Why it matters: The story shows Republicans acknowledging what most health care analysts already suspected: The replacement won't cover as many people as Obamacare, partly because the GOP isn't really trying to compete on that level.

Drug companies are hiring academics to defend prices
Annie Waldman of ProPublica has a story today explaining how the pharmaceutical industry is hiring academic economists and health policy professors to help justify the rising price tags of their drugs.
The piece centers around a firm called Precision Health Economics. Drug companies have paid the firm's experts to assist them with drug pricing and messaging. Their work has appeared in blogs, health policy journals and congressional testimony, giving an aura of academic rigor and independence, but the experts sometimes have not disclosed their ties to the industry.
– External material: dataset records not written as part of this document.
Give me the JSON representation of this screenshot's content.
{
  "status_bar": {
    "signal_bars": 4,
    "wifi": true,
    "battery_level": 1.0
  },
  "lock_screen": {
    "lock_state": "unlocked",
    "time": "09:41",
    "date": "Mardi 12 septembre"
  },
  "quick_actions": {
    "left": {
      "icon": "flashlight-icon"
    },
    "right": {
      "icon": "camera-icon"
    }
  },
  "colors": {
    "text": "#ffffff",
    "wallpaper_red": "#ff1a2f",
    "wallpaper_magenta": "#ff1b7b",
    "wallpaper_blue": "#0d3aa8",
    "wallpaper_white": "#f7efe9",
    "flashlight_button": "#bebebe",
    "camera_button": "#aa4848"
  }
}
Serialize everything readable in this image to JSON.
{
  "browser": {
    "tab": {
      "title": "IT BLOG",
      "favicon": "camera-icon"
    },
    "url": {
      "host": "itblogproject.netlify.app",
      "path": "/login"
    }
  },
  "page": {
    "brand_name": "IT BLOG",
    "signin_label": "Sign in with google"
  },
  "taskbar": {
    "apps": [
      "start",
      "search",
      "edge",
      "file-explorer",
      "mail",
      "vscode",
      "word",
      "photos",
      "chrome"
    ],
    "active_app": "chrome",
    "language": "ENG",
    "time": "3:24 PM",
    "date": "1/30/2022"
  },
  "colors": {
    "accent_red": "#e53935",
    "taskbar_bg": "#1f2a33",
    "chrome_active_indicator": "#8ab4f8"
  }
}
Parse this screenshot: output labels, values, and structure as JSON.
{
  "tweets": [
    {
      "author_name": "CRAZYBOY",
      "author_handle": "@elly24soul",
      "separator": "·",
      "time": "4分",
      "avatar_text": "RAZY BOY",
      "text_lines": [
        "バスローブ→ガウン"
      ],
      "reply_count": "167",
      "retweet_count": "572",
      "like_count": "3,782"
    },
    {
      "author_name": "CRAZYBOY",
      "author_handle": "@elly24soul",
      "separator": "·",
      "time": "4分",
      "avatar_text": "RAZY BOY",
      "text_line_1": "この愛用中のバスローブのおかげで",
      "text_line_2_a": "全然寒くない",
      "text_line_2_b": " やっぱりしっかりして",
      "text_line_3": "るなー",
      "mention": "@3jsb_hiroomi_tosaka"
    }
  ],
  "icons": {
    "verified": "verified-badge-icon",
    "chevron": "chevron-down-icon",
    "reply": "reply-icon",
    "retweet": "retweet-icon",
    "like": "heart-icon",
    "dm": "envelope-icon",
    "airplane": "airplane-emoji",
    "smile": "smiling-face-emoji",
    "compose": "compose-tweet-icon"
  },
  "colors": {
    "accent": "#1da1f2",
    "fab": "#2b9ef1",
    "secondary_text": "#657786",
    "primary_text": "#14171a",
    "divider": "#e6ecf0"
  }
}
Why this matters: Drug companies know the prices of their products are a top political concern, as more people have aired concerns about being unable to afford their medicine. This latest story builds on the growing corporate theme of quietly paying outside voices to make their business strategies more palatable to the public. ProPublica did a separate piece in November that showed companies are hiring university antitrust professors to defend their mergers in court.

Senate Republican won't vote to repeal Medicaid expansion
Republican Senator Lisa Murkowski told Alaska lawmakers on Wednesday that she "will not support a reckless repeal process" of Obamacare, emphasizing that she would fight the repeal of Medicaid expansion — a key component of the health care law — as long as the state legislature wants to keep it, per Alaska Dispatch News.
Murkowski said that although she was concerned about the long-term cost of the expanded Medicaid program, she also recognized that it has strengthened Alaska's Native health care system and reduced the number of uninsured people visiting emergency rooms.
So as long as this Legislature wants to keep the expansion, Alaska should have that option.
Why it matters: Senate Republicans can't afford to lose votes on Obamacare repeal. If they lose three, they can't pass it.